La finale è stata un crescendo fin dalla quarta manche (o end per usare il gergo dello sport), quando dopo aver recuperato dallo 0-2 al 3-2 gli azzurri hanno beneficiato di un clamoroso errore di valutazione della coppia norvegese Nederbotten – Skaslien (loro sì sposati) che gli ha regalato 3 punti. Poi è stato tutto un controllare gli avversari fino al 8-5 finale che chiude la partita.
Della loro inattesa cavalcata ricorderemo le chiacchierate e le pose: “Tranquilla, al massimo perdiamo un punto” dice lui a lei mentre si appoggia con il mento sopra la mano destra; “Son due son due. Ah no, è solo uno” replica lei con suo fare ben educato qualche minuto dopo, guardando meglio la disposizione delle stones che, da casa con la ripresa dall’alto, era già ben evidente.
Campane e testa sulle spalle
Il loro cammino fa scalpore ogni ora di più e i loro volti impazzano sui social: li esalta ovviamente il Presidente del Coni Giovanni Malagò con un messaggio che ben ne riassume il carisma: “Siete stati formidabili nella vostra semplicità: intesa, solidità e affiatamento dovrebbero essere prese ad esempio dall’intero Paese. I vostri sorrisi e la vostra serenità sono stati il più bel messaggio per chi vi ha seguito da casa. Oggi voi rappresentate l’immagine che tutti noi sogniamo dell’Italia”. Già, speriamo solamente che non si torni nel dimenticatoio, atto tipico italico per questo sport, come por tanti altri che godono di visibilità solamente per un giorno ogni 4 anni (e solo se arrivano le medaglie altrimenti non valgono nulla…)
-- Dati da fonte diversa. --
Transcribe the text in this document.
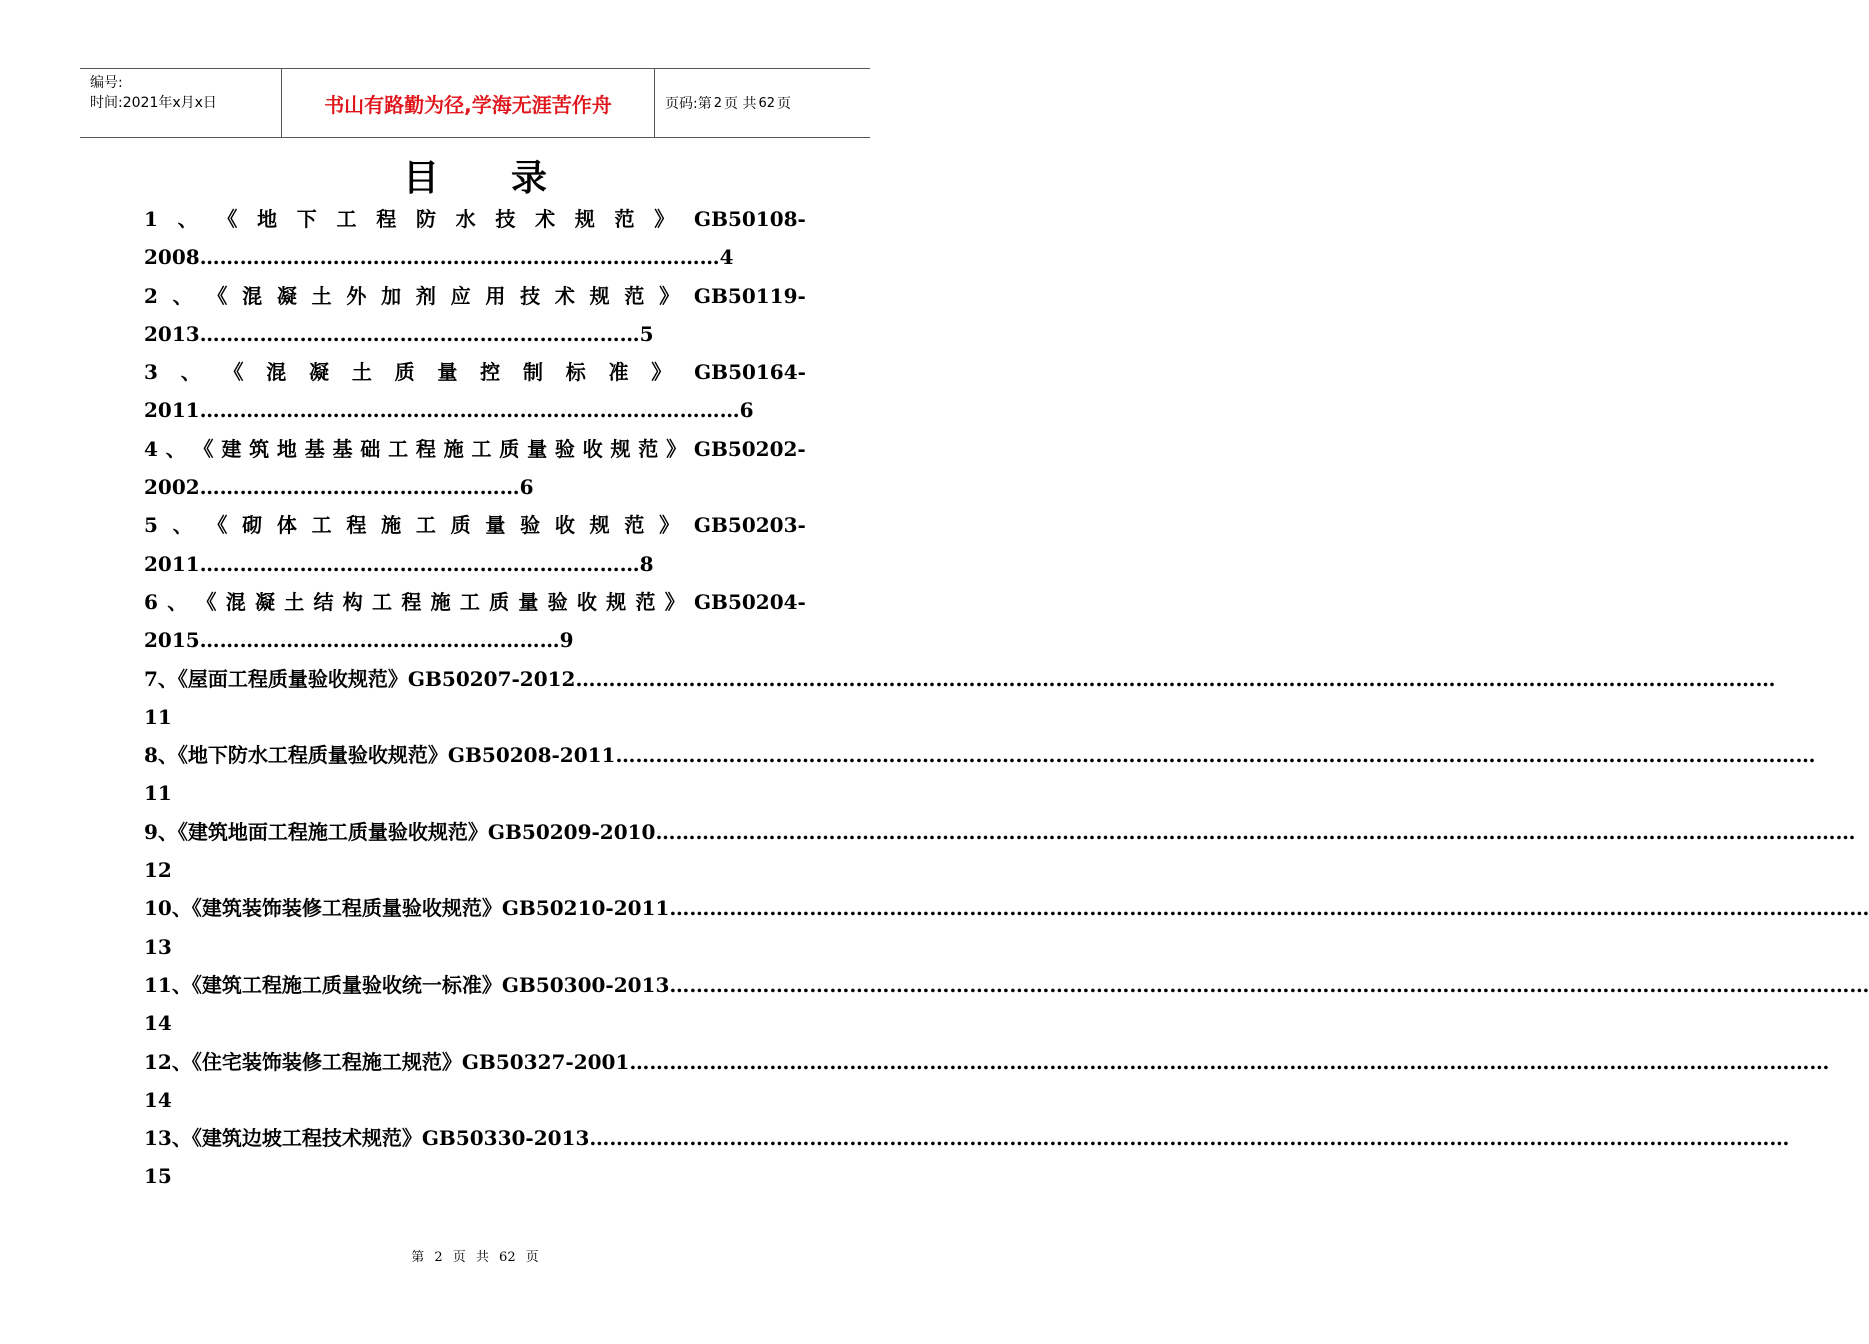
编号:
时间:2021年x月x日	书山有路勤为径,学海无涯苦作舟	页码:第 2 页 共 62 页
目录
1 、 《 地 下 工 程 防 水 技 术 规 范 》 GB50108-
2008……………………………………………………………………4
2 、 《 混 凝 土 外 加 剂 应 用 技 术 规 范 》 GB50119-
2013…………………………………………………………5
3 、 《 混 凝 土 质 量 控 制 标 准 》 GB50164-
2011………………………………………………………………………6
4 、 《 建 筑 地 基 基 础 工 程 施 工 质 量 验 收 规 范 》 GB50202-
2002…………………………………………6
5 、 《 砌 体 工 程 施 工 质 量 验 收 规 范 》 GB50203-
2011…………………………………………………………8
6 、 《 混 凝 土 结 构 工 程 施 工 质 量 验 收 规 范 》 GB50204-
2015………………………………………………9
7、《屋面工程质量验收规范》GB50207-2012 ………………………………………………………………………………………………………………………………………………………………
11
8、《地下防水工程质量验收规范》GB50208-2011 ………………………………………………………………………………………………………………………………………………………………
11
9、《建筑地面工程施工质量验收规范》GB50209-2010 ………………………………………………………………………………………………………………………………………………………………
12
10、《建筑装饰装修工程质量验收规范》GB50210-2011 ………………………………………………………………………………………………………………………………………………………………
13
11、《建筑工程施工质量验收统一标准》GB50300-2013 ………………………………………………………………………………………………………………………………………………………………
14
12、《住宅装饰装修工程施工规范》GB50327-2001 ………………………………………………………………………………………………………………………………………………………………
14
13、《建筑边坡工程技术规范》GB50330-2013 ………………………………………………………………………………………………………………………………………………………………
15
第 2 页 共 62 页
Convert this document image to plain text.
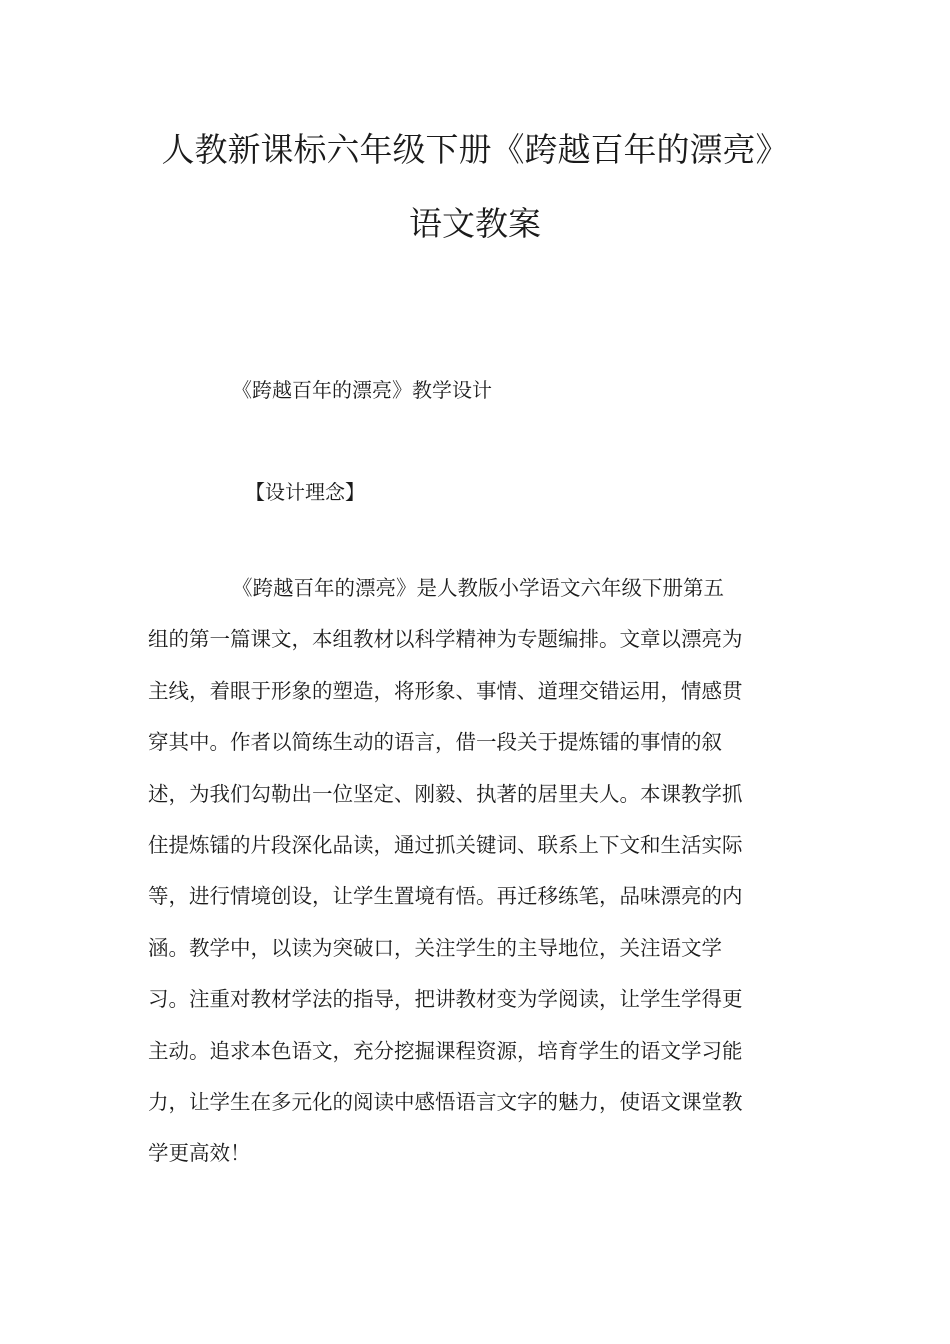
人教新课标六年级下册《跨越百年的漂亮》
语文教案
《跨越百年的漂亮》教学设计
【设计理念】
《跨越百年的漂亮》是人教版小学语文六年级下册第五
组的第一篇课文，本组教材以科学精神为专题编排。文章以漂亮为
主线，着眼于形象的塑造，将形象、事情、道理交错运用，情感贯
穿其中。作者以简练生动的语言，借一段关于提炼镭的事情的叙
述，为我们勾勒出一位坚定、刚毅、执著的居里夫人。本课教学抓
住提炼镭的片段深化品读，通过抓关键词、联系上下文和生活实际
等，进行情境创设，让学生置境有悟。再迁移练笔，品味漂亮的内
涵。教学中，以读为突破口，关注学生的主导地位，关注语文学
习。注重对教材学法的指导，把讲教材变为学阅读，让学生学得更
主动。追求本色语文，充分挖掘课程资源，培育学生的语文学习能
力，让学生在多元化的阅读中感悟语言文字的魅力，使语文课堂教
学更高效！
Stefania si emoziona dopo la premiazione, quando le dicono che a Cortina sono risuonate le campane a festa: “Mi fa un sacco di piacere. Sono davvero contenta a pensare che la gente ha visto sul maxischermo la gara”. E’ proprio nel loro essere gente comune, ragazzi umili e con la testa sulle spalle (come dice la loro ct Violetta Caldart) che una nazione intera si rispecchia: speriamo che non sia il solito fuoco di paglia italico e che non si finisca di parlare di questo sport (come di altri) già alla fine della settimana.
A ricordare il sacrificio che c’è dietro ogni risultato ci pensa Amos: “Alcuni vedono il curling come uno sport dove non si fa fatica. Invece c’è una parte tecnica molto difficile e una parte mentale che non è scontata”.
Eppure, nonostante tutto, alzi la mano chi non ha pensato che, visti i soli 350 agonisti in tutta la nazione, forse è il caso di cominciare a giocare?